We tried to take a short cut to cut home one day, but instead spent 3 hours wandering around miles of shops and winding alleyways marveling at the sheer amount and variety of products Istanbul had to offer. Let’s start with the Grand Bazaar, a beautiful old building housing a bazaar that is hundreds of years old. It housed the usual fair: carpets, scarves, luggage, jewelry, etc. Then there were the clothes dealers outside, again fairly mundane…just a lot of knockoff name brand products. Ah, but then we entered the streets and were dazzled with an array of products. We walked through the four blocks of kitchen supplies, rounded the corner and walked through the battery and cell phone two blocks. Cell phones are boring, so we turned right (after it took us 45 minutes to locate our tour office when we were only 1 block away, we started to use Michelle’s compass that she got free in Hong Kong with her backpack to guide us) and walked up an alleyway to a store. Inside the store, we saw an array of cheap crap that would put even a Walmart-sized Dollar Tree to shame.
From plastic Sponge Bob square pants toys to Chinese children cartoon pinups, junk spilled into every hallway of the seven floor complex.
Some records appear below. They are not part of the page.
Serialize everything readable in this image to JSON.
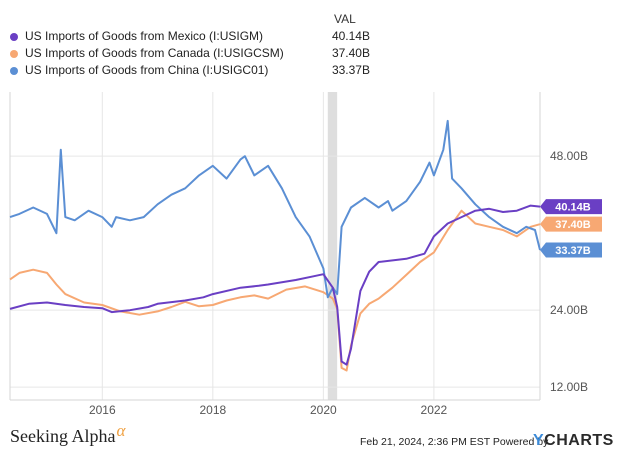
{
  "legend": {
    "val_header": "VAL",
    "series": [
      {
        "label": "US Imports of Goods from Mexico (I:USIGM)",
        "value": "40.14B",
        "color": "#6a3fc4"
      },
      {
        "label": "US Imports of Goods from Canada (I:USIGCSM)",
        "value": "37.40B",
        "color": "#f7a873"
      },
      {
        "label": "US Imports of Goods from China (I:USIGC01)",
        "value": "33.37B",
        "color": "#5b8fd4"
      }
    ]
  },
  "chart_data": {
    "type": "line",
    "title": "",
    "xlabel": "",
    "ylabel": "",
    "units": "Billions USD",
    "x_ticks": [
      "2016",
      "2018",
      "2020",
      "2022"
    ],
    "y_ticks": [
      "12.00B",
      "24.00B",
      "48.00B"
    ],
    "xlim": [
      2014.33,
      2023.92
    ],
    "ylim": [
      10,
      58
    ],
    "recession_band": [
      2020.08,
      2020.25
    ],
    "series": [
      {
        "name": "US Imports of Goods from Mexico (I:USIGM)",
        "color": "#6a3fc4",
        "end_label": "40.14B",
        "x": [
          2014.33,
          2014.67,
          2015.0,
          2015.33,
          2015.67,
          2016.0,
          2016.17,
          2016.5,
          2016.83,
          2017.0,
          2017.5,
          2017.83,
          2018.0,
          2018.5,
          2018.83,
          2019.0,
          2019.5,
          2019.83,
          2020.0,
          2020.17,
          2020.25,
          2020.33,
          2020.42,
          2020.5,
          2020.67,
          2020.83,
          2021.0,
          2021.5,
          2021.83,
          2022.0,
          2022.25,
          2022.5,
          2022.75,
          2023.0,
          2023.25,
          2023.5,
          2023.75,
          2023.92
        ],
        "values": [
          24.2,
          25.0,
          25.2,
          24.8,
          24.5,
          24.3,
          23.7,
          24.0,
          24.5,
          25.0,
          25.5,
          26.0,
          26.5,
          27.5,
          27.8,
          28.0,
          28.7,
          29.3,
          29.6,
          27.5,
          24.5,
          16.0,
          15.5,
          18.0,
          27.0,
          30.0,
          31.5,
          32.0,
          32.8,
          35.5,
          37.5,
          38.5,
          39.5,
          39.8,
          39.3,
          39.5,
          40.3,
          40.14
        ]
      },
      {
        "name": "US Imports of Goods from Canada (I:USIGCSM)",
        "color": "#f7a873",
        "end_label": "37.40B",
        "x": [
          2014.33,
          2014.5,
          2014.75,
          2015.0,
          2015.17,
          2015.33,
          2015.67,
          2016.0,
          2016.33,
          2016.67,
          2017.0,
          2017.25,
          2017.5,
          2017.75,
          2018.0,
          2018.25,
          2018.5,
          2018.75,
          2019.0,
          2019.33,
          2019.67,
          2020.0,
          2020.17,
          2020.25,
          2020.33,
          2020.42,
          2020.5,
          2020.67,
          2020.83,
          2021.0,
          2021.25,
          2021.5,
          2021.75,
          2022.0,
          2022.25,
          2022.5,
          2022.75,
          2023.0,
          2023.25,
          2023.5,
          2023.75,
          2023.92
        ],
        "values": [
          28.8,
          29.8,
          30.3,
          29.8,
          28.0,
          26.5,
          25.2,
          24.8,
          23.8,
          23.3,
          23.8,
          24.5,
          25.3,
          24.6,
          24.8,
          25.5,
          26.0,
          26.3,
          25.8,
          27.2,
          27.7,
          26.8,
          25.8,
          24.2,
          15.0,
          14.6,
          18.5,
          23.5,
          25.0,
          25.8,
          27.5,
          29.5,
          31.5,
          33.0,
          36.5,
          39.5,
          37.5,
          37.0,
          36.5,
          35.5,
          37.0,
          37.4
        ]
      },
      {
        "name": "US Imports of Goods from China (I:USIGC01)",
        "color": "#5b8fd4",
        "end_label": "33.37B",
        "x": [
          2014.33,
          2014.5,
          2014.75,
          2015.0,
          2015.17,
          2015.25,
          2015.33,
          2015.5,
          2015.75,
          2016.0,
          2016.17,
          2016.25,
          2016.5,
          2016.75,
          2017.0,
          2017.25,
          2017.5,
          2017.75,
          2018.0,
          2018.25,
          2018.5,
          2018.58,
          2018.75,
          2019.0,
          2019.25,
          2019.5,
          2019.75,
          2020.0,
          2020.08,
          2020.17,
          2020.25,
          2020.33,
          2020.5,
          2020.75,
          2021.0,
          2021.17,
          2021.25,
          2021.5,
          2021.75,
          2021.92,
          2022.0,
          2022.17,
          2022.25,
          2022.33,
          2022.5,
          2022.75,
          2023.0,
          2023.25,
          2023.5,
          2023.67,
          2023.83,
          2023.92
        ],
        "values": [
          38.5,
          39.0,
          40.0,
          39.0,
          36.0,
          49.0,
          38.5,
          38.0,
          39.5,
          38.5,
          37.0,
          38.5,
          38.0,
          38.5,
          40.5,
          42.0,
          43.0,
          45.0,
          46.5,
          44.5,
          47.5,
          48.0,
          45.0,
          46.5,
          43.0,
          38.5,
          35.5,
          30.5,
          26.0,
          27.5,
          26.5,
          37.0,
          40.0,
          41.5,
          40.0,
          41.0,
          39.5,
          41.0,
          44.0,
          47.0,
          45.0,
          49.0,
          53.5,
          44.5,
          43.0,
          40.5,
          38.5,
          37.0,
          36.0,
          37.0,
          36.5,
          33.37
        ]
      }
    ]
  },
  "footer": {
    "brand": "Seeking Alpha",
    "brand_mark": "α",
    "timestamp": "Feb 21, 2024, 2:36 PM EST Powered by",
    "ycharts_y": "Y",
    "ycharts_rest": "CHARTS"
  }
}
Feeling overwhelmed with so much useless stuff, we ventured through the building assuming that surely there would be another way out…either for fire code purposes or just out of the logic that no one would willingly take the route we took just to look at this stuff. But alas, the hallways just got smokier and smokier (if there had been a canary, it would have already died and been added to the piles of toys with no one noticing) and we were forced to backtrack. Back through the cell phones we got to the Viagra and Cialis section. Seriously. Multiple people selling nothing but sex-life enhancing drugs on the street for about a block. Then came guns; handguns, rifles, shotguns, and hunting supplies followed by suitcases. As if to protect you from the Viagra popping, handgun wielding, angry man who bought a suitcase to hold all of the useless crap he bought while trying to find his way out of the junk store, the next block had AT LEAST ten stores that sold ONLY evil eye charms. Nothing else. These weren’t jewelry stores and they weren’t religious items stores. They sold only evil eye pendants (not even fancy ones).
We finally saw our way out of the labyrinth of markets through the blocks of toy stores and a block of clothing button sellers.
It took us hours to navigate the streets of Istanbul, but two pieces of baklava and a bowl of bean soup later, we would have done it all again. This time, though, perhaps we might have found the holy grail…or at least a block of stores specializing in them.